ANP alerta sobre venda de infraestrutura de gás natural antes da alteração da Lei do Gás

A Agência Nacional de Petróleo, Gás Natural e Biocombustíveis enviou recentemente ao Conselho Administrativo de Defesa Econômica (CADE) uma nota técnica cujo tema central é o poder de mercado exercido pela Petrobras na indústria do gás natural. A nota (NT_14/2018) descreve a dinâmica presente nos diferentes segmentos da indústria e identifica as medidas necessárias para a promoção da concorrência no setor. Uma delas é a obrigatoriedade do acesso de terceiros às estruturas de processamento e escoamento de GN, atualmente facultativo, de acordo com a Lei do Gás (Lei n° 11.909/2009), com exceção dos terminais de GNL (Gás Natural Liquefeito), aos quais não é facultado o acesso de terceiros.

A agência se mostra particularmente preocupada com os questionamentos feitos a ela pela Petrobrás acerca da possibilidade de desvinculação de gasodutos de escoamento das respectivas concessões de E&P, pois a empresa estaria estudando a venda desses ativos a fim de ampliar a participação de outros agentes “como proprietários da infraestrutura” de escoamento, e a estruturação de um sistema integrado de escoamento.

De acordo com o documento, o problema reside no fato de que a obrigatoriedade de acesso aos gasodutos de escoamento, ratificada por todos os agentes do setor durante as discussões engendradas no âmbito da iniciativa Gás para Crescer, consta no projeto da nova Lei do Gás em trâmite no parlamento – o PL 6.407/2013 (que tem apensado o PL 6102/2016). Ou seja: a matéria ainda está sendo apreciada e discutida. A Nota Técnica afirma que “tal movimento do agente incumbente traz graves preocupações concorrenciais e regulatórias.”

Segundo a NT, a obrigatoriedade de acesso de terceiros a gasodutos pressupõe a definição do dispositivo de “preferência do proprietário”, delimitando o volume e o prazo aos quais o proprietário da infraestrutura em questão terá preferência. “Contudo, tais condições ainda não foram estabelecidas, e somente seriam durante a regulamentação da nova lei do gás que ainda tramita no Congresso Nacional. Portanto, a venda da propriedade dos gasodutos de escoamento incluirá o acesso à capacidade de escoamento. Desta forma a propriedade e também a capacidade dos gasodutos de escoamento estariam sendo negociadas pela Petrobras. Em outras palavras, a Petrobras estaria estudando, de fato, a venda do acesso e as condições de utilização da infraestrutura que, na forma prevista no projeto de lei em trâmite no Congresso Nacional, deveria ocorrer de forma obrigatória e isonômica”, afirma a Nota Técnica.

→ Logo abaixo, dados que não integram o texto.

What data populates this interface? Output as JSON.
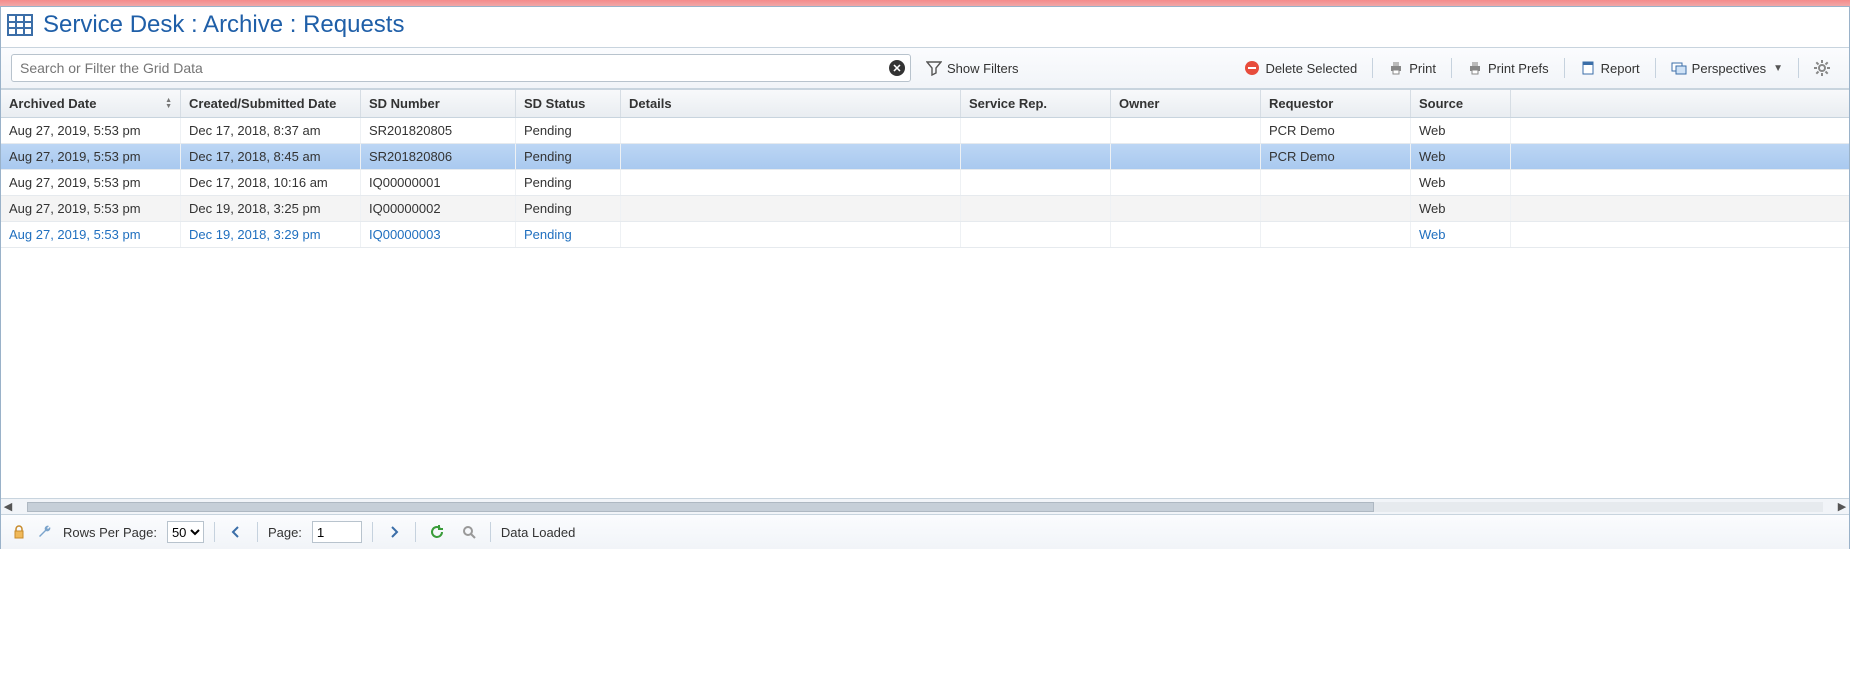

A última versão do PL 6.407/2013, relatada à Comissão de Minas e Energia pelo deputado Marcelo Squassoni (PRB-SP), estabelece que o acesso de terceiros à infraestrutura de processamento e escoamento de GN deve ser regulado pela ANP. Já os produtores defendem que o acesso deve ser negociado entre os agentes do setor, proposta que constava da versão anterior do substitutivo, relatada pelo deputado Marcus Vicente (PP-ES), que não se reelegeu para o cargo.

O PL ainda se encontra na CME e sua vida útil deve depender dos acontecimentos futuros – com destaque para a eleição dos novos presidentes da Câmara e do Senado, que acontece dia 1º de fevereiro. Até lá, o destino do PL 6.407/2013 permanece incerto: tudo indica que será arquivado, mas pode ser reapresentado, a depender dos interesses dos agentes do mercado e seus defensores nas casas legislativas.

Em novembro último, o presidente da Shell no Brasil, André Araújo, declarou em matéria veiculada pela agência Reuters que as medidas para o setor do gás natural deveriam ser “tomadas logo”. O mercado aguarda pelas alterações que permitam o acesso à infraestrutura de processamento e escoamento de GN.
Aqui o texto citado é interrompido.